E eu não pedi para nascer, nem venha. Não implorei, tampouco, migalhinha que fosse, desse amor de Jezebel, sempre pronto e enlatado para o primeiro que apareça. O meu é um amor – sei lá se é amor. Apenas um possuir a coisa, sem ser por ela possuído. Um troço doido, porque, cá para nós, render-se aos encantos é pertencer-se. E o que mais quero é me mostrar, me doar de bandeja a quem faça por me merecer. Sou muito melhor do que muito mano véio por aí. Isso sei que sou. Tenho certeza, e nem venha. Sei fingir bem, brinco até do que não sou e no fim saio sempre ganhando. Sei, não se me acostumo a perder nada que seja. Digo mais: sei lá se um dia aceitarei - uma – derrota. Não, e pronto. Se sou melhor do que todos eles, se tenho domínio de meus impulsos até quando pareço perder o controle. Sou premeditado, um cara meio maquiavélico, cheio das estratégias. Isso mesmo: ajo de caso pensado, maior cara-de-pau. E em sendo assim não tem que procurar minha identidade no pano de fundo que brinco de esconder meu sorriso. Não estou aqui nem lá, ninguém me acha. Me abandonei com cara de besta na esquina da mediocridade, que não nasci para Cristo. Cansei. Hoje não tenho endereço, não sou cadastrado em nada, meu cigarro não tem marca, qualquer pito que me cai lá vou eu sorvendo e tragando sem pensar nem uma só vez. Sou mais eu, e tendo me descoberto tenho a dizer que finalmente estou preparado para o espetáculo inaugural de tanta espera: uma deixa. Quero o sinal aberto para avançar os limites e, empossado no meu quinhão de terra sem dono, dançar meu carnaval sem pátria verde e amarela. Largar de vez as rédeas que me prendem ao topo do que sou para despencar sem algemas nesse mergulho alucinante que é a vida. Tenho a dizer que: venha e seja. Agora a coisa é entre nós dois: eu e você. Eu, partícula vadiando céu afora, em busca de ímãs”.

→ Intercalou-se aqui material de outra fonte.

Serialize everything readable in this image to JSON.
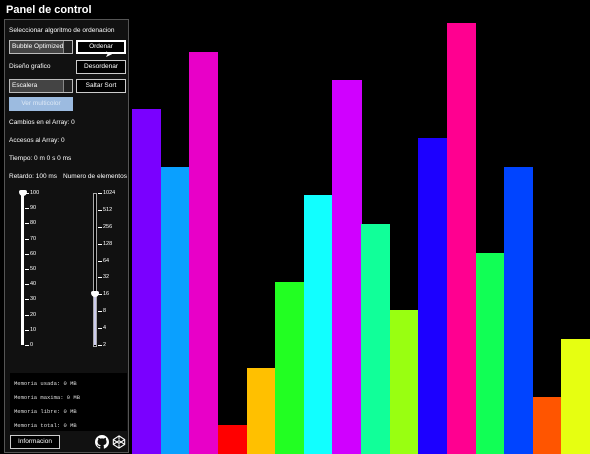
{
  "title": "Panel de control",
  "algo_section_label": "Seleccionar algoritmo de ordenacion",
  "algo_combo_value": "Bubble Optimized",
  "sort_button": "Ordenar",
  "design_label": "Diseño grafico",
  "shuffle_button": "Desordenar",
  "design_combo_value": "Escalera",
  "skip_button": "Saltar Sort",
  "multicolor_button": "Ver multicolor",
  "stats": {
    "changes": "Cambios en el Array: 0",
    "accesses": "Accesos al Array: 0",
    "time": "Tiempo: 0 m 0 s 0 ms"
  },
  "delay": {
    "label": "Retardo: 100 ms",
    "ticks": [
      "100",
      "90",
      "80",
      "70",
      "60",
      "50",
      "40",
      "30",
      "20",
      "10",
      "0"
    ],
    "value_fraction": 1.0
  },
  "elements": {
    "label": "Numero de elementos",
    "ticks": [
      "1024",
      "512",
      "256",
      "128",
      "64",
      "32",
      "16",
      "8",
      "4",
      "2"
    ],
    "selected": "16"
  },
  "memory": {
    "used": "Memoria usada: 0 MB",
    "max": "Memoria maxima: 0 MB",
    "free": "Memoria libre: 0 MB",
    "total": "Memoria total: 0 MB"
  },
  "info_button": "Informacion",
  "icons": [
    "github-icon",
    "codepen-icon"
  ],
  "chart_data": {
    "type": "bar",
    "values": [
      12,
      10,
      14,
      1,
      3,
      6,
      9,
      13,
      8,
      5,
      11,
      15,
      7,
      10,
      2,
      4
    ],
    "colors": [
      "#7a00ff",
      "#0aa0ff",
      "#e800c8",
      "#ff0000",
      "#ffc000",
      "#22ff22",
      "#11ffff",
      "#d000ff",
      "#11ff99",
      "#99ff11",
      "#1c00ff",
      "#ff0090",
      "#11ff55",
      "#0044ff",
      "#ff5500",
      "#e6ff11"
    ],
    "ylim": [
      0,
      15.8
    ]
  }
}
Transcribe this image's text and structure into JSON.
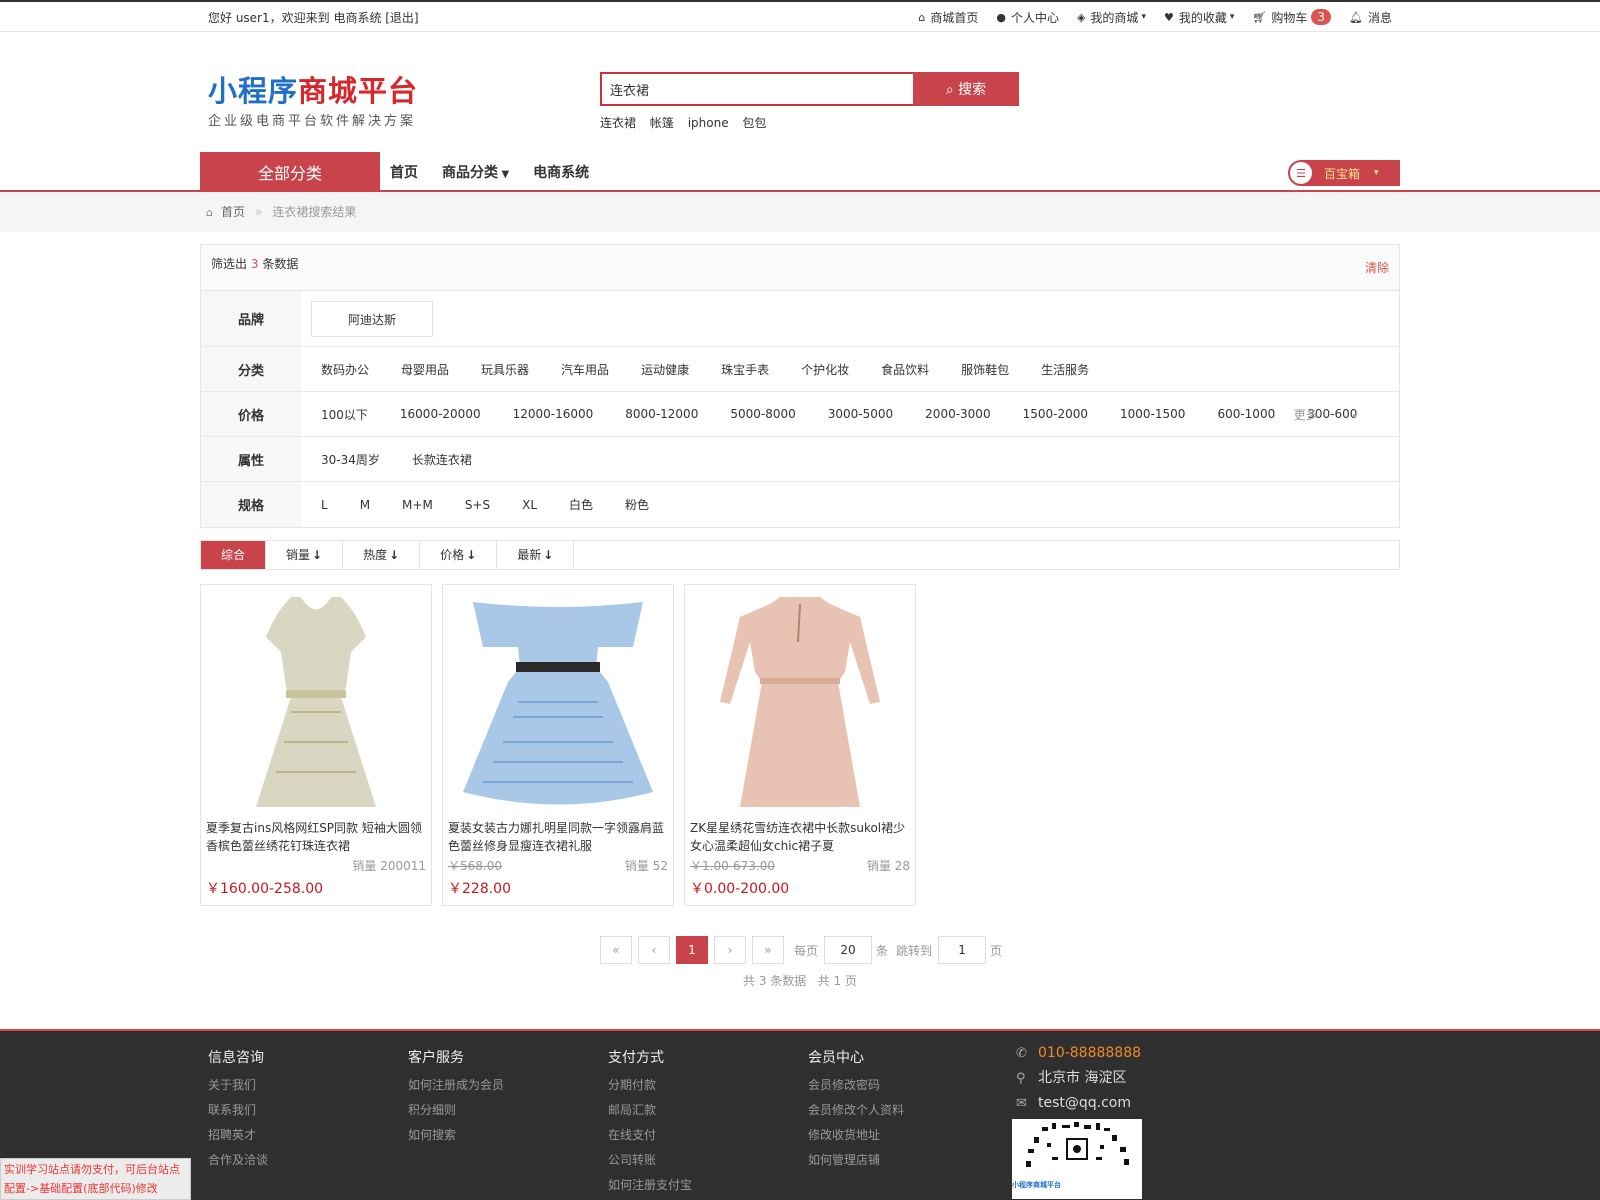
{
  "topbar": {
    "greeting": "您好 user1，欢迎来到 电商系统 [退出]",
    "links": {
      "home": "商城首页",
      "personal": "个人中心",
      "mystore": "我的商城",
      "favorites": "我的收藏",
      "cart": "购物车",
      "cart_count": "3",
      "messages": "消息"
    }
  },
  "logo": {
    "part1": "小程序",
    "part2": "商城平台",
    "slogan": "企业级电商平台软件解决方案"
  },
  "search": {
    "value": "连衣裙",
    "button": "搜索",
    "hot": [
      "连衣裙",
      "帐篷",
      "iphone",
      "包包"
    ]
  },
  "nav": {
    "all_categories": "全部分类",
    "links": [
      "首页",
      "商品分类",
      "电商系统"
    ],
    "treasure_box": "百宝箱"
  },
  "breadcrumb": {
    "home": "首页",
    "separator": "»",
    "current": "连衣裙搜索结果"
  },
  "filter": {
    "count_prefix": "筛选出",
    "count": "3",
    "count_suffix": "条数据",
    "clear": "清除",
    "rows": {
      "brand": {
        "label": "品牌",
        "options": [
          "阿迪达斯"
        ]
      },
      "category": {
        "label": "分类",
        "options": [
          "数码办公",
          "母婴用品",
          "玩具乐器",
          "汽车用品",
          "运动健康",
          "珠宝手表",
          "个护化妆",
          "食品饮料",
          "服饰鞋包",
          "生活服务"
        ]
      },
      "price": {
        "label": "价格",
        "options": [
          "100以下",
          "16000-20000",
          "12000-16000",
          "8000-12000",
          "5000-8000",
          "3000-5000",
          "2000-3000",
          "1500-2000",
          "1000-1500",
          "600-1000",
          "300-600"
        ],
        "more": "更多"
      },
      "attribute": {
        "label": "属性",
        "options": [
          "30-34周岁",
          "长款连衣裙"
        ]
      },
      "spec": {
        "label": "规格",
        "options": [
          "L",
          "M",
          "M+M",
          "S+S",
          "XL",
          "白色",
          "粉色"
        ]
      }
    }
  },
  "sort": {
    "items": [
      "综合",
      "销量",
      "热度",
      "价格",
      "最新"
    ],
    "arrow": "↓"
  },
  "products": [
    {
      "title": "夏季复古ins风格网红SP同款 短袖大圆领香槟色蕾丝绣花钉珠连衣裙",
      "original_price": "",
      "sales": "销量 200011",
      "price": "￥160.00-258.00",
      "colors": {
        "main": "#d9d6c2",
        "accent": "#c7c39c"
      }
    },
    {
      "title": "夏装女装古力娜扎明星同款一字领露肩蓝色蕾丝修身显瘦连衣裙礼服",
      "original_price": "￥568.00",
      "sales": "销量 52",
      "price": "￥228.00",
      "colors": {
        "main": "#a9c8e8",
        "accent": "#7aa6d6"
      }
    },
    {
      "title": "ZK星星绣花雪纺连衣裙中长款sukol裙少女心温柔超仙女chic裙子夏",
      "original_price": "￥1.00-673.00",
      "sales": "销量 28",
      "price": "￥0.00-200.00",
      "colors": {
        "main": "#e8c3b4",
        "accent": "#d9a999"
      }
    }
  ],
  "pager": {
    "first": "«",
    "prev": "‹",
    "current": "1",
    "next": "›",
    "last": "»",
    "per_page_label": "每页",
    "per_page_value": "20",
    "per_page_unit": "条",
    "jump_label": "跳转到",
    "jump_value": "1",
    "jump_unit": "页",
    "summary": "共 3 条数据   共 1 页"
  },
  "footer": {
    "columns": [
      {
        "title": "信息咨询",
        "links": [
          "关于我们",
          "联系我们",
          "招聘英才",
          "合作及洽谈"
        ]
      },
      {
        "title": "客户服务",
        "links": [
          "如何注册成为会员",
          "积分细则",
          "如何搜索"
        ]
      },
      {
        "title": "支付方式",
        "links": [
          "分期付款",
          "邮局汇款",
          "在线支付",
          "公司转账",
          "如何注册支付宝"
        ]
      },
      {
        "title": "会员中心",
        "links": [
          "会员修改密码",
          "会员修改个人资料",
          "修改收货地址",
          "如何管理店铺"
        ]
      }
    ],
    "contact": {
      "phone": "010-88888888",
      "address": "北京市 海淀区",
      "email": "test@qq.com"
    },
    "qr_text": "小程序商城平台",
    "notice": "实训学习站点请勿支付，可后台站点配置->基础配置(底部代码)修改"
  },
  "theme": {
    "primary": "#c9434b",
    "price": "#c9171e",
    "footer_bg": "#2f2f2f"
  }
}
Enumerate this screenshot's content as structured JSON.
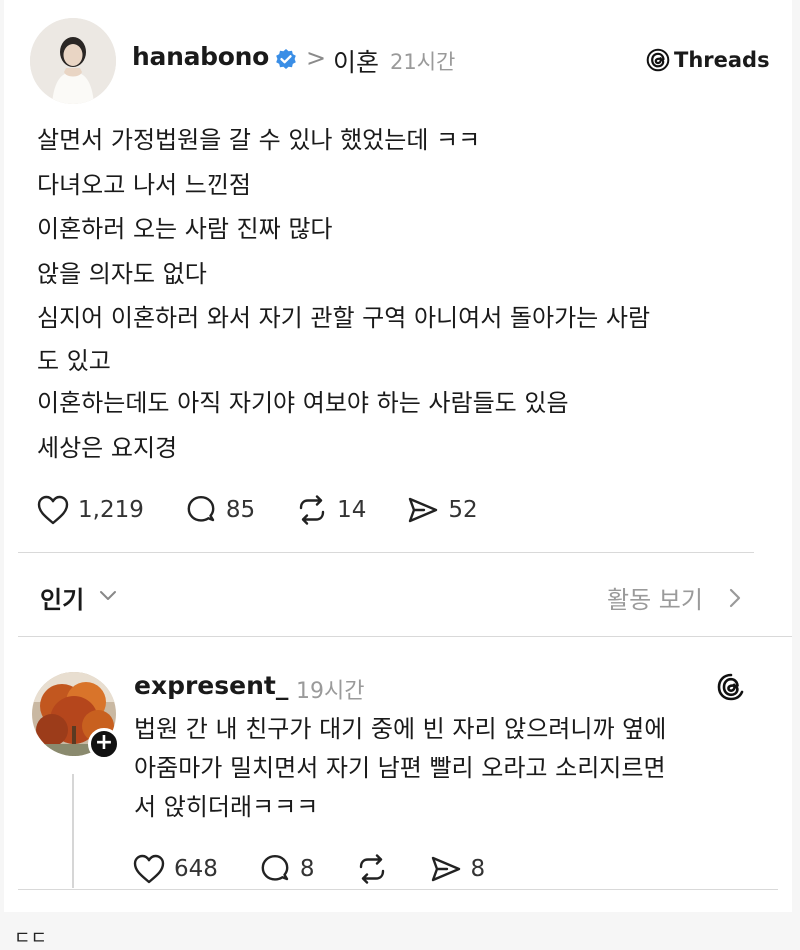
{
  "post": {
    "author": "hanabono",
    "separator": ">",
    "topic": "이혼",
    "time": "21시간",
    "brand": "Threads",
    "lines": [
      "살면서 가정법원을 갈 수 있나 했었는데 ㅋㅋ",
      "다녀오고 나서 느낀점",
      "이혼하러 오는 사람 진짜 많다",
      "앉을 의자도 없다",
      "심지어 이혼하러 와서 자기 관할 구역 아니여서 돌아가는 사람",
      "도 있고",
      "이혼하는데도 아직 자기야 여보야 하는 사람들도 있음",
      "세상은 요지경"
    ],
    "stats": {
      "likes": "1,219",
      "replies": "85",
      "reposts": "14",
      "shares": "52"
    }
  },
  "sort": {
    "label": "인기",
    "activity": "활동 보기"
  },
  "reply": {
    "author": "expresent_",
    "time": "19시간",
    "follow_symbol": "+",
    "lines": [
      "법원 간 내 친구가 대기 중에 빈 자리 앉으려니까 옆에",
      "아줌마가 밀치면서 자기 남편 빨리 오라고 소리지르면",
      "서 앉히더래ㅋㅋㅋ"
    ],
    "stats": {
      "likes": "648",
      "replies": "8",
      "shares": "8"
    }
  },
  "footer": {
    "text": "ㄷㄷ"
  },
  "colors": {
    "verified": "#3a8ee6",
    "muted": "#9a9a9a",
    "text": "#1a1a1a"
  },
  "icons": [
    "verified-badge-icon",
    "threads-logo-icon",
    "heart-icon",
    "comment-icon",
    "repost-icon",
    "share-icon",
    "chevron-down-icon",
    "chevron-right-icon"
  ]
}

Bem, isso acho que ouvi, e se acho é porque tenho certeza de que ouvi, porque afinal o que conta é o que fica, não o que é ou possa ser. A música de fundo descobri depois que era um jogo de futebol transmitido pelo rádio, misturado com o som de um CD qualquer, vindo de outro apartamento. Engraçado que eu tinha achado a música o máximo, com aqueles palavreados gritados e engrolados, culminando com um longo gemido, depois novos novelos sonoros, repetidos e ritmados, crescendo, crescendo, até o grito final. Uma partida de futebol, e eu com isso? Ruídos, nada mais. Para mim, que importava? Tudo era um só espetáculo. De real, só eu com meus inventos.